I rather like the apparatus-licking comparison and healthily skeptical punditry — and that’ll keep me subscribed, not some leaderboard.
(Subbing to someone whose writing helps reinforce one’s own views? Hellyeah. Everyone else with an RSS reader does it.)
distinctively British
“Distinctively” may be the wrong adverb here. I is an American, as my president might say.
Sorry about the gross images. I will stick to painful understatement in the future.
So who’s in the netheregion?
No, it’s who are the nether regions :-).
Good thing you switched off Adsense. Lord knows what it would have served up related to “netherparts”.
yes, it was quite a bit of fun watching various sectors of the blogosphere get their knickers in a bunch over the “Leaderboard”…
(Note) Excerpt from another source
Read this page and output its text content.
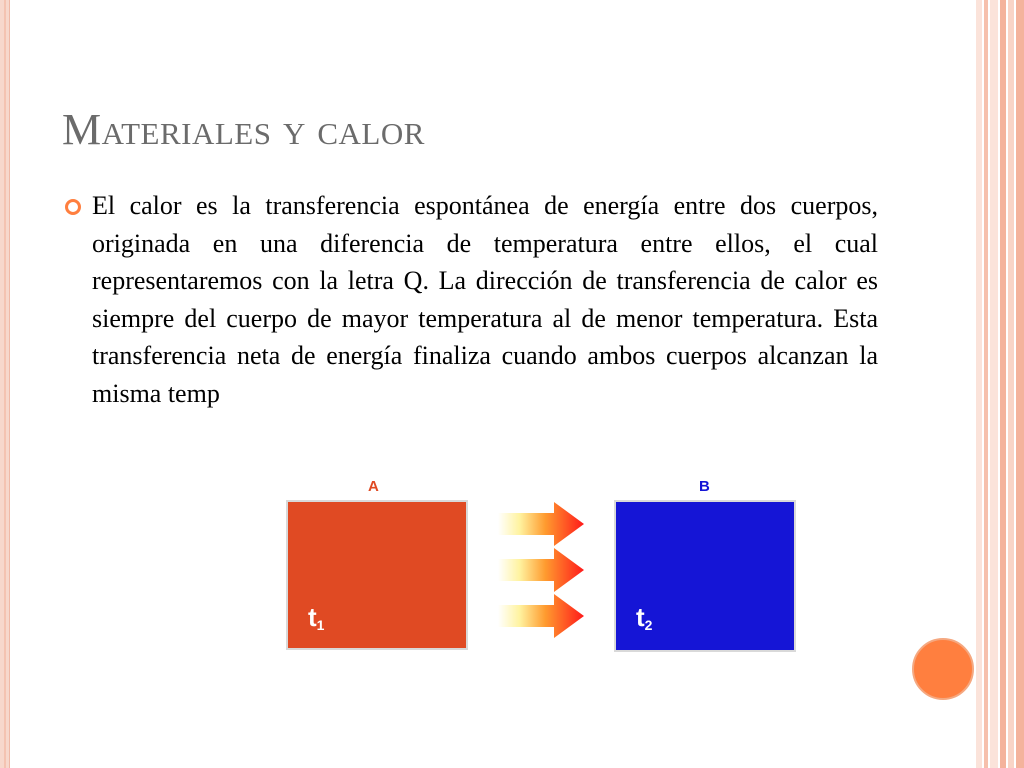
Materiales y calor

El calor es la transferencia espontánea de energía entre dos cuerpos, originada en una diferencia de temperatura entre ellos, el cual representaremos con la letra Q. La dirección de transferencia de calor es siempre del cuerpo de mayor temperatura al de menor temperatura. Esta transferencia neta de energía finaliza cuando ambos cuerpos alcanzan la misma temp

A	B
$t_1$	$t_2$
Actually, it’s a lot like Digg and Reddit–it tells you something about a particular sector of the blogosphere and a particular group of people. Not much about anything beyond that, really.
Frankly, the stuff that went on about Ad Age’s Power 150, and the W list of women bloggers that came out of that was far more interesting that the Leaderboard apoplexy.
I wouldn’t worry about it – please keep on doing what you are doing which is insightful observations about tech.
As for your rivals/fellow bloggers – I’ve noticed that a lot of them do posts that are deliberately designed to get the top spots in techmeme, digg et al.
I.e. they’re headline chasing on controversial subjects or issues of the day – such as ‘Why I won’t install the lastest iPhone update/Why Apple is screwing it’s customers’ etc. etc. Bingo! you are almost guaranteed the Techmeme top spot.
Apart from that, sites like Techcrunch get to the top as Arrington et al are simply really well connected and they break news. Which is great, but they do nothing much beyond that. OK, that’s slightly unfair to Techcrunch but it’s mostly a news not a ‘views/opinion’ site.
Personally I’d rather read some top-notch analysis such as you provide rather than scoops that pretty much every site will have within hours anyhow.
So please continue doing what you do best – slightly hysterical headlines are easy, insightful analysis is not and there’s always going to be a bigger market for the hysterical, but in the end I and a lot of others I’m sure think that the analysis bit is far more valuable.